Durante toda su vida pintará para la nobleza, recibiendo encargos de toda
Europa. Su fama es tal que empiezan a surgirle imitadores –en especial
Sébastien Bourdon–, por lo que en 1634 inicia el Liber Veritatis (British
Museum), cuaderno de dibujos donde dejaba constancia de todas sus
composiciones, para evitar las falsificaciones; consta de 195 dibujos, donde
copiaba la composición de sus obras, describiendo con toque magistral las
menudencias del cuadro, para quién se había pintado y sus honorarios. En 1634
ingresa en la Accademia di San Luca y, en 1643, en la Congregazione dei
Virtuosi, sociedad literaria fundada en 1621 por el cardenal Ludovisi.
En 1636 debió realizar
un breve viaje a Nápoles, y al año siguiente se publica una serie de aguafuertes,
los Fuegos Artificiales, encargada por el marqués de Castel Rodrigo, embajador
de España en Roma. Quizá por recomendación de éste, Lorrain recibió un encargo
de Felipe IV para el Palacio del Buen Retiro en Madrid, para decorar la Galería
de Paisajes.

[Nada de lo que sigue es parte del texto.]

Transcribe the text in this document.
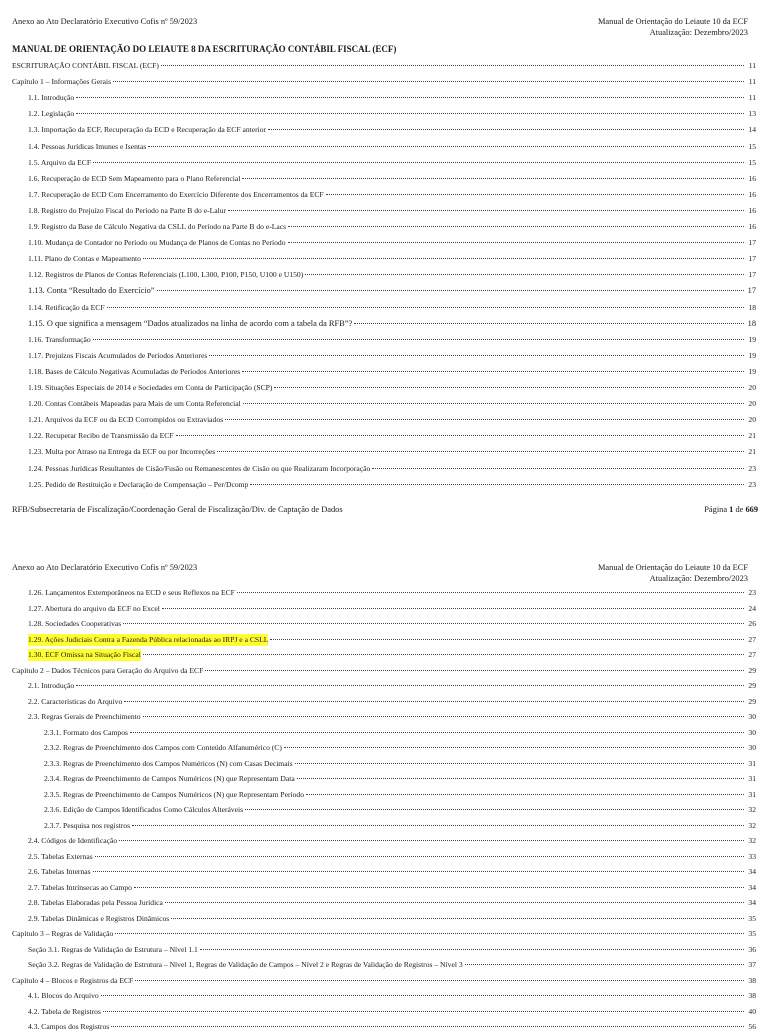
Anexo ao Ato Declaratório Executivo Cofis nº 59/2023	Manual de Orientação do Leiaute 10 da ECF
Atualização: Dezembro/2023
MANUAL DE ORIENTAÇÃO DO LEIAUTE 8 DA ESCRITURAÇÃO CONTÁBIL FISCAL (ECF)
ESCRITURAÇÃO CONTÁBIL FISCAL (ECF)	11
Capítulo 1 – Informações Gerais	11
1.1. Introdução	11
1.2. Legislação	13
1.3. Importação da ECF, Recuperação da ECD e Recuperação da ECF anterior	14
1.4. Pessoas Jurídicas Imunes e Isentas	15
1.5. Arquivo da ECF	15
1.6. Recuperação de ECD Sem Mapeamento para o Plano Referencial	16
1.7. Recuperação de ECD Com Encerramento do Exercício Diferente dos Encerramentos da ECF	16
1.8. Registro do Prejuízo Fiscal do Período na Parte B do e-Lalur	16
1.9. Registro da Base de Cálculo Negativa da CSLL do Período na Parte B do e-Lacs	16
1.10. Mudança de Contador no Período ou Mudança de Planos de Contas no Período	17
1.11. Plano de Contas e Mapeamento	17
1.12. Registros de Planos de Contas Referenciais (L100, L300, P100, P150, U100 e U150)	17
1.13. Conta “Resultado do Exercício”	17
1.14. Retificação da ECF	18
1.15. O que significa a mensagem “Dados atualizados na linha de acordo com a tabela da RFB”?	18
1.16. Transformação	19
1.17. Prejuízos Fiscais Acumulados de Períodos Anteriores	19
1.18. Bases de Cálculo Negativas Acumuladas de Períodos Anteriores	19
1.19. Situações Especiais de 2014 e Sociedades em Conta de Participação (SCP)	20
1.20. Contas Contábeis Mapeadas para Mais de um Conta Referencial	20
1.21. Arquivos da ECF ou da ECD Corrompidos ou Extraviados	20
1.22. Recuperar Recibo de Transmissão da ECF	21
1.23. Multa por Atraso na Entrega da ECF ou por Incorreções	21
1.24. Pessoas Jurídicas Resultantes de Cisão/Fusão ou Remanescentes de Cisão ou que Realizaram Incorporação	23
1.25. Pedido de Restituição e Declaração de Compensação – Per/Dcomp	23
RFB/Subsecretaria de Fiscalização/Coordenação Geral de Fiscalização/Div. de Captação de Dados	Página 1 de 669
Anexo ao Ato Declaratório Executivo Cofis nº 59/2023	Manual de Orientação do Leiaute 10 da ECF
Atualização: Dezembro/2023
1.26. Lançamentos Extemporâneos na ECD e seus Reflexos na ECF	23
1.27. Abertura do arquivo da ECF no Excel	24
1.28. Sociedades Cooperativas	26
1.29. Ações Judiciais Contra a Fazenda Pública relacionadas ao IRPJ e a CSLL	27
1.30. ECF Omissa na Situação Fiscal	27
Capítulo 2 – Dados Técnicos para Geração do Arquivo da ECF	29
2.1. Introdução	29
2.2. Características do Arquivo	29
2.3. Regras Gerais de Preenchimento	30
2.3.1. Formato dos Campos	30
2.3.2. Regras de Preenchimento dos Campos com Conteúdo Alfanumérico (C)	30
2.3.3. Regras de Preenchimento dos Campos Numéricos (N) com Casas Decimais	31
2.3.4. Regras de Preenchimento de Campos Numéricos (N) que Representam Data	31
2.3.5. Regras de Preenchimento de Campos Numéricos (N) que Representam Período	31
2.3.6. Edição de Campos Identificados Como Cálculos Alteráveis	32
2.3.7. Pesquisa nos registros	32
2.4. Códigos de Identificação	32
2.5. Tabelas Externas	33
2.6. Tabelas Internas	34
2.7. Tabelas Intrínsecas ao Campo	34
2.8. Tabelas Elaboradas pela Pessoa Jurídica	34
2.9. Tabelas Dinâmicas e Registros Dinâmicos	35
Capítulo 3 – Regras de Validação	35
Seção 3.1. Regras de Validação de Estrutura – Nível 1.1	36
Seção 3.2. Regras de Validação de Estrutura – Nível 1, Regras de Validação de Campos – Nível 2 e Regras de Validação de Registros – Nível 3	37
Capítulo 4 – Blocos e Registros da ECF	38
4.1. Blocos do Arquivo	38
4.2. Tabela de Registros	40
4.3. Campos dos Registros	56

Claude realizó ocho cuadros monumentales, en dos grupos, cuatro de
formato longitudinal (1635-38), y cuatro de formato vertical (1639-41); el
programa iconográfico, tomado de la Biblia e Historias de los Santos, debió ser
desarrollado conforme a las instrucciones del conde-duque de Olivares, que
dirigía las obras. En 1654 se le ofrece el puesto de rector principal de la
Accademia di San Luca, que rechaza, prefiriendo vivir dedicado a la pintura.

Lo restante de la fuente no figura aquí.